Quelle: dpa-Zentralbild

Friedrichsthal. Revierpolizisten haben am Mittwoch in der Zeit zwischen 6 und 8 Uhr in der Ortslage Friedrichsthal eine Geschwindigkeitskontrolle mit dem Lasermessgerät durchgeführt. Dabei wurden 15 Überschreitungen festgestellt und geahndet. 13 Temposünder waren Einwohner Friedrichsthals. Spitzenreiterin war eine 30-jährige VW-Fahrerin, die behinderte Kinder in Tageseinrichtungen fährt. Die Frau war innerorts, wo maximal 50 km/h gefahren werden dürfen, mit 84 km/h gemessen worden. Die Raserin muss mit einer hohe Geldstrafe und einem Fahrverbot rechnen. Zudem dürfte sie massiven Ärger mit ihrem Arbeitgeber bekommen.

Zehdenick: Wo wird ein 29-Zoll-Vorderrad vermisst?

Eine Zeugin hatte am 23. Juni gegen 22.45 Uhr am Bahnhof in Zehdenick mehrere Personen beobachtet, die sich bei den Fahrradstellplätzen aufhielten. Die Polizei stellten die Verdächtigen in einem Pkw in der Nähe fest. Bei der Kontrolle wurden im Kofferraum einen Bolzenschneider und ein 29-Zoll-Vorderrad gefunden. Das Rad konnte bislang keiner Straftat zugeordnet werden, weshalb der rechtmäßige Eigentümer gesucht wird. Dieser kann sich im Polizeirevier Gransee melden.

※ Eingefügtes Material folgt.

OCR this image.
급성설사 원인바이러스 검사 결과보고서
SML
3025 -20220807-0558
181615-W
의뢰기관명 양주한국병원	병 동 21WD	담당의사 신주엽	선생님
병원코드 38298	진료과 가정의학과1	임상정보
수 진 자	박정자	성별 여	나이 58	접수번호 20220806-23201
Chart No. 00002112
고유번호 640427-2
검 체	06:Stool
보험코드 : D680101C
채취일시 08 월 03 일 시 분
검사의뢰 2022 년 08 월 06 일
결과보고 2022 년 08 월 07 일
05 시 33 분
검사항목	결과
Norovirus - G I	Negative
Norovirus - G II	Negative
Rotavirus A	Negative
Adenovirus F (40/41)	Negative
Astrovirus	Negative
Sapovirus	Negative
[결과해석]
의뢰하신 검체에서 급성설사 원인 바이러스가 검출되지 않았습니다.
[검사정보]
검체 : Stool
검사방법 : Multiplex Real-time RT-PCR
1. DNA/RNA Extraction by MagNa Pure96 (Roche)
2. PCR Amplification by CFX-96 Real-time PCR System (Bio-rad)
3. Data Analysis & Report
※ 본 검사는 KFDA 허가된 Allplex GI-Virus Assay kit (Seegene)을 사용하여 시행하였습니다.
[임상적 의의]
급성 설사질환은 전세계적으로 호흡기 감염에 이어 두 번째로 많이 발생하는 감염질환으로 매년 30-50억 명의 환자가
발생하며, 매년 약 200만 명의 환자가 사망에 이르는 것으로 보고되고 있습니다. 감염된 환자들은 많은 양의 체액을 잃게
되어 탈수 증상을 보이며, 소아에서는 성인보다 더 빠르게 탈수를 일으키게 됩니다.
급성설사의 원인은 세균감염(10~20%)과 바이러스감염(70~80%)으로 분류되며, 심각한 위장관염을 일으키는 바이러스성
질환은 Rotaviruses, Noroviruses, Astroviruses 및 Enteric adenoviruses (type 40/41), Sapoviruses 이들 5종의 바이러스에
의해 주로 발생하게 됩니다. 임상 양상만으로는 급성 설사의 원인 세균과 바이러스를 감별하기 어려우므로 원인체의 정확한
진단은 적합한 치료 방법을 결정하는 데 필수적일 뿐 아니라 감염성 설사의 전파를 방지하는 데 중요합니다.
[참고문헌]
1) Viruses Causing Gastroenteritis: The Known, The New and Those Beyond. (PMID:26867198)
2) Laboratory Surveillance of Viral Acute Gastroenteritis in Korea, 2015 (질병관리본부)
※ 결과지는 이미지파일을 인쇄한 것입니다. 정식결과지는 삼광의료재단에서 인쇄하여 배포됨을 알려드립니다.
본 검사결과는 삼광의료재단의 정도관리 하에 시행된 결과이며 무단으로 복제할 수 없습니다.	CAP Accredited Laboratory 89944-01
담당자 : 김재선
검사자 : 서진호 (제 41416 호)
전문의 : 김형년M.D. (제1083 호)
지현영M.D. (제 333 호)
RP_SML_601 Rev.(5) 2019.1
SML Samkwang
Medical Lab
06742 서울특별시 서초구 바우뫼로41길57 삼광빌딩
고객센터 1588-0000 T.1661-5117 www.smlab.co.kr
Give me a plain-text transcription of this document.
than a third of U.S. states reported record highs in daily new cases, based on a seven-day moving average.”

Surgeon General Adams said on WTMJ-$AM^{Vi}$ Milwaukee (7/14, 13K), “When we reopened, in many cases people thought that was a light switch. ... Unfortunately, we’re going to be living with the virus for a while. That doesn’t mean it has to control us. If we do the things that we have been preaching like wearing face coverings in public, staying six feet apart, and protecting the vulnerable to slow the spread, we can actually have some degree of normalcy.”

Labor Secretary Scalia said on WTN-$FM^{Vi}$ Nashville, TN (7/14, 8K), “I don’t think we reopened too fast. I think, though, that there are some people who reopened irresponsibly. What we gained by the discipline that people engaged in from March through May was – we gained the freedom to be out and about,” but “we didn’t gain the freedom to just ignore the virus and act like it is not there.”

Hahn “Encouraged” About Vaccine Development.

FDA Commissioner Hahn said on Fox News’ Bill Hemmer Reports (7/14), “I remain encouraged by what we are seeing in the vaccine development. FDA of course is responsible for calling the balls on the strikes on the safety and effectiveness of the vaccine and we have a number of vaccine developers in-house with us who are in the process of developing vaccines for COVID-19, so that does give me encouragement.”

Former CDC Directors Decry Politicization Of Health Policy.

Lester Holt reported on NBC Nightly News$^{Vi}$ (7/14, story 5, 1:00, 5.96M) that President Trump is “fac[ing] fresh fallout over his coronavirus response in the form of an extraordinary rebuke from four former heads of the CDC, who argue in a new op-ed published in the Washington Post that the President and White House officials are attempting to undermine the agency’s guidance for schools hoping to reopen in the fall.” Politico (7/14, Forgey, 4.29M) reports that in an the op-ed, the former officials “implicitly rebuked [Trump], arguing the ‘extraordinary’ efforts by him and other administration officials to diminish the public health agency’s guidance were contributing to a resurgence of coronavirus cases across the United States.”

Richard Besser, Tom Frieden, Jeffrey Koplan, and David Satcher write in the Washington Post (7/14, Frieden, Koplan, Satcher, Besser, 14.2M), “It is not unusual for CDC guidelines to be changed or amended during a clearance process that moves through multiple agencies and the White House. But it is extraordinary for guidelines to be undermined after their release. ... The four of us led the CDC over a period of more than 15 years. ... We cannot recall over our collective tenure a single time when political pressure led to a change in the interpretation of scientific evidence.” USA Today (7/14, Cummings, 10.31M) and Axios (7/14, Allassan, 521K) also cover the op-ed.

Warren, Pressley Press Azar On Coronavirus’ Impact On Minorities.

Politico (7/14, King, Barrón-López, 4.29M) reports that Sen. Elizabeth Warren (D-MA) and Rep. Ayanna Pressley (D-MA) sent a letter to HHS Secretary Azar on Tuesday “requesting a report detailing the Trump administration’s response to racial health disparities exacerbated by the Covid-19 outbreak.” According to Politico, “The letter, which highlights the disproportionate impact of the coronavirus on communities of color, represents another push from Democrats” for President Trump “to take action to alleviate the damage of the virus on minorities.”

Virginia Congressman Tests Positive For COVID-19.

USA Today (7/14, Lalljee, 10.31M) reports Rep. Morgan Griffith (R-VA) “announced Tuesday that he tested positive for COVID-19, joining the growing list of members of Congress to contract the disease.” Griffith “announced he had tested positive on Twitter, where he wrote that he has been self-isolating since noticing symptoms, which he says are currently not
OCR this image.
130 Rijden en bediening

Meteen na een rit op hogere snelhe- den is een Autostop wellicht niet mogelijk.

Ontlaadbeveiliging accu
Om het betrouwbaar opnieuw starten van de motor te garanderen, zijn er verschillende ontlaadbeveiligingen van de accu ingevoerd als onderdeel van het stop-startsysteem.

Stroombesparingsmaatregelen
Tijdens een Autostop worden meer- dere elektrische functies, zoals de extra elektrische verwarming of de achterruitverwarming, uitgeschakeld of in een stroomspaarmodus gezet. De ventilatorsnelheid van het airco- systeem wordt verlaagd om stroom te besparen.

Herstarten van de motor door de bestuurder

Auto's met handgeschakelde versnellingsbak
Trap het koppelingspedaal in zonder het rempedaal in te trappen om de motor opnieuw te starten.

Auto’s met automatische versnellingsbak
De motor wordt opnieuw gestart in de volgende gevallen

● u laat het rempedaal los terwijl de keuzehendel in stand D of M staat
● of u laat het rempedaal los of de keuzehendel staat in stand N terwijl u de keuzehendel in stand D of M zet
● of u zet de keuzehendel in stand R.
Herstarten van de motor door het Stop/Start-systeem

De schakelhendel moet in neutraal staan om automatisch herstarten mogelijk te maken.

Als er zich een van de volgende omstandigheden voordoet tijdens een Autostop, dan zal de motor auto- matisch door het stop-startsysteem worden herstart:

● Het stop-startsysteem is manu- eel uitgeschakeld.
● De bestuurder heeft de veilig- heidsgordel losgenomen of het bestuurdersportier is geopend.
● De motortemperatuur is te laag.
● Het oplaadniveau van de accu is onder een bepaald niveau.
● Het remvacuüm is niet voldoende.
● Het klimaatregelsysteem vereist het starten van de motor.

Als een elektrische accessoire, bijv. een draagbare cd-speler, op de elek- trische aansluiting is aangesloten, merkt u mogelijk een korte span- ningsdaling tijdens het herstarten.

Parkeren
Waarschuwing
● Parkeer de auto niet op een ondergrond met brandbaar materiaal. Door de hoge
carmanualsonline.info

Falkenthal: Frau mit Kleintransporter von der Straße abgedrängt

Die Fahrerin eines Kleintransporters meldete am Dienstag eine Unfallflucht. Sie sei auf der Straße zwischen Zehdenick und Falkenthal von einen Lkw mit Anhänger überholt worden, als dieser plötzlich nach links ruckte, so dass sie auf den Seitenstreifen ausweichen musste. Nur darum sei es zu keinem nennenswerten Schaden gekommen. Der Lkw setzte seine Fahrt fort. Eine Anzeige wegen Unfallflucht wurde aufgenommen.

Lehnitz: Schlägerei im Heim – sechs Polizisten im Einsatz

Im Asylbewerberheim in Lehnitz kam es am Dienstagnachmittag offenbar zu einer Auseinandersetzung zwischen zwei iranischen Bewohnern, 22 und 27 Jahre alt. Der 22-Jährige wurde dabei am Kopf verletzt und musste mit dem Rettungswagen in ein Krankenhaus gebracht werden. Um die Beteiligten zu trennen und die Lage zu beruhigen, waren insgesamt sechs Polizeibeamte im Einsatz.

Nieder Neuendorf: Einbruch in Büro

Die Büroräume einer Firma an der Spandauer Landstraße in Nieder Neuendorf sind offenbar in der Nacht zu Dienstag von Unbekannten durchwühlt worden. Dazu wurde die Eingangstür aufgebrochen. Es wurden Bargeld und Dokumente entwendet. Die Höhe des Sachschadens ist nicht bekannt.

Oranienburg: Zwei Autos aufgebrochen

Durch einen aufmerksamen Bürger wurde der Polizei am Dienstag gegen 7.45 Uhr gemeldet, dass bei einem Pkw Skoda, welcher in der Emil-Polesky-Straße in Oranienburg parkte, ein Fenster offen ist. Es stellte sich heraus, dass das Fahrzeug auch durchwühlt war. Der Halter wurde verständigt und meinte, dass nichts gestohlen wurde. Im Zuge der Anzeigenaufnahme wurde ein weiterer offen stehender Pkw VW in der Nähe entdeckt. Auch bei diesem wurde alles durchsucht worden. Der Halter stellte fest, dass Bargeld fehlt. Die genaue Schadenshöhe ist derzeit noch unklar. Die Kriminalpolizei nahm die Ermittlungen auf.